Intervention de Ericka Bareigts

Séance en hémicycle du 23 mars 2016 à 15h00
Sociétés mères et entreprises donneuses d'ordre — Présentation

Ericka Bareigts, secrétaire d’état chargée de l’égalité réelle :

Madame la présidente, monsieur le rapporteur, mesdames et messieurs les députés, le drame du Rana Plaza en avril 2013 reste gravé dans nos mémoires. Il est le fait d’une absence de considération totale pour le respect des conditions de travail et des droits des travailleurs. Il aura fallu un drame pour réveiller le monde et nous faire prendre conscience de l’ampleur du chemin à parcourir en matière de responsabilité sociétale des entreprises – RSE. L’achat de vêtements, d’un téléphone, bref, de biens de consommation courante peut apparaître comme un acte banal : mais derrière se cache la réalité des chaînes de production dans des pays où s’approvisionnent les grands donneurs d’ordres et les importateurs.

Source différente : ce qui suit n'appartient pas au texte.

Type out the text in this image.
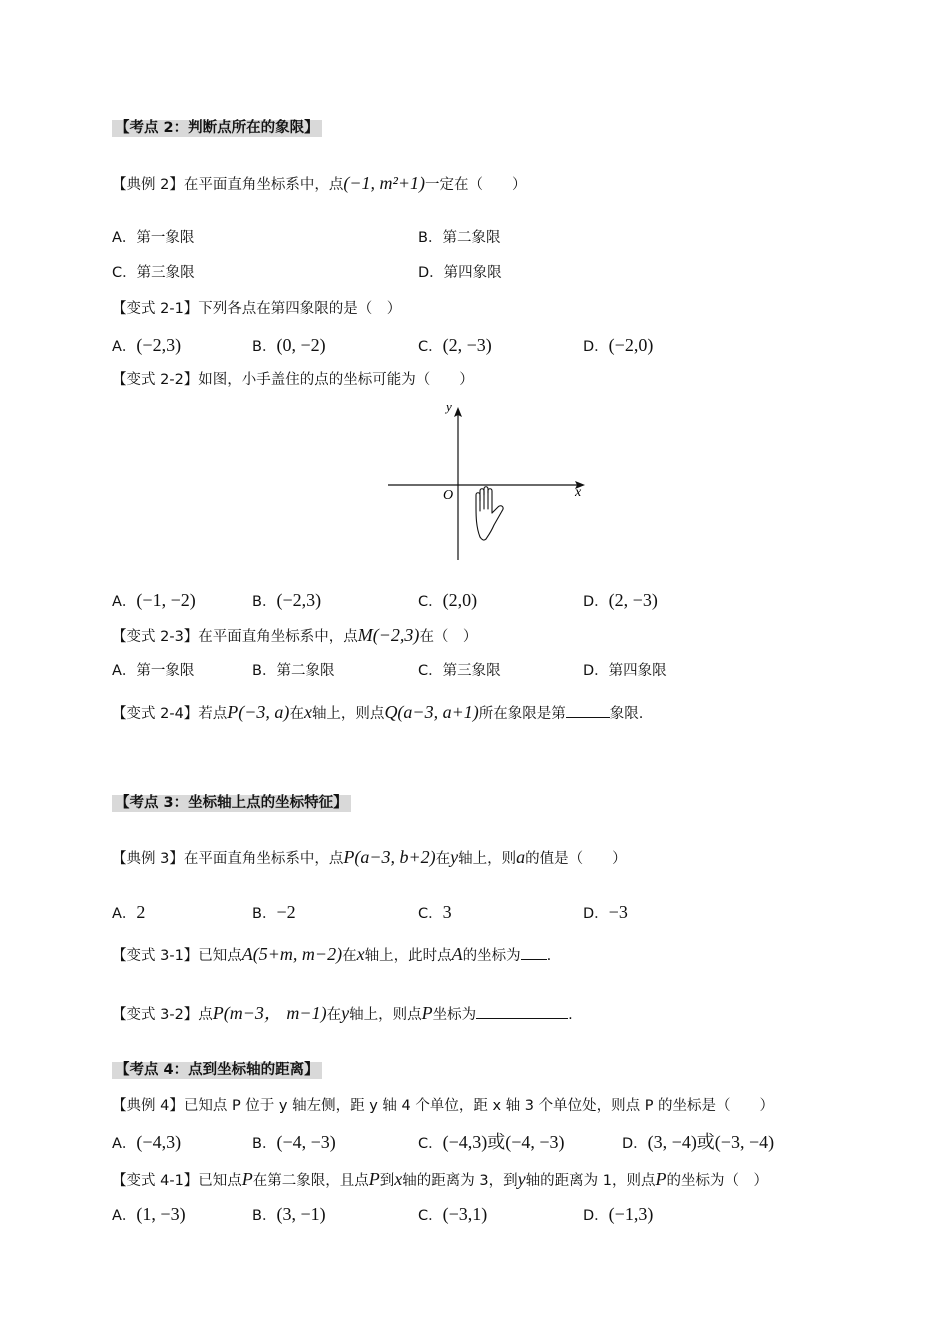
【考点 2：判断点所在的象限】
【典例 2】在平面直角坐标系中，点(−1, m²+1)一定在（　　）
A．第一象限	B．第二象限
C．第三象限	D．第四象限
【变式 2-1】下列各点在第四象限的是（　）
A．(−2,3)	B．(0, −2)	C．(2, −3)	D．(−2,0)
【变式 2-2】如图，小手盖住的点的坐标可能为（　　）
y
x
O
A．(−1, −2)	B．(−2,3)	C．(2,0)	D．(2, −3)
【变式 2-3】在平面直角坐标系中，点M(−2,3)在（　）
A．第一象限	B．第二象限	C．第三象限	D．第四象限
【变式 2-4】若点P(−3, a)在x轴上，则点Q(a−3, a+1)所在象限是第	象限.
【考点 3：坐标轴上点的坐标特征】
【典例 3】在平面直角坐标系中，点P(a−3, b+2)在y轴上，则a的值是（　　）
A．2	B．−2	C．3	D．−3
【变式 3-1】已知点A(5+m, m−2)在x轴上，此时点A的坐标为 .
【变式 3-2】点P(m−3， m−1)在y轴上，则点P坐标为	.
【考点 4：点到坐标轴的距离】
【典例 4】已知点 P 位于 y 轴左侧，距 y 轴 4 个单位，距 x 轴 3 个单位处，则点 P 的坐标是（　　）
A．(−4,3)	B．(−4, −3)	C．(−4,3)或(−4, −3)	D．(3, −4)或(−3, −4)
【变式 4-1】已知点P在第二象限，且点P到x轴的距离为 3，到y轴的距离为 1，则点P的坐标为（　）
A．(1, −3)	B．(3, −1)	C．(−3,1)	D．(−1,3)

Vous le savez, le Gouvernement français a réagi dès le lendemain de ce drame, notamment en saisissant son Point de contact national pour faire la lumière sur les responsabilités, en réalité partagées par les donneurs d’ordre, les fournisseurs, les autorités locales étrangères, jusqu’au consommateur final. Nous avons présenté des solutions s’inspirant des principes directeurs de l’Organisation de coopération et de développement économiques – OCDE – à l’intention des entreprises multinationales : des mesures de diligence raisonnables, en particulier pour éviter que de tels drames ne se reproduisent.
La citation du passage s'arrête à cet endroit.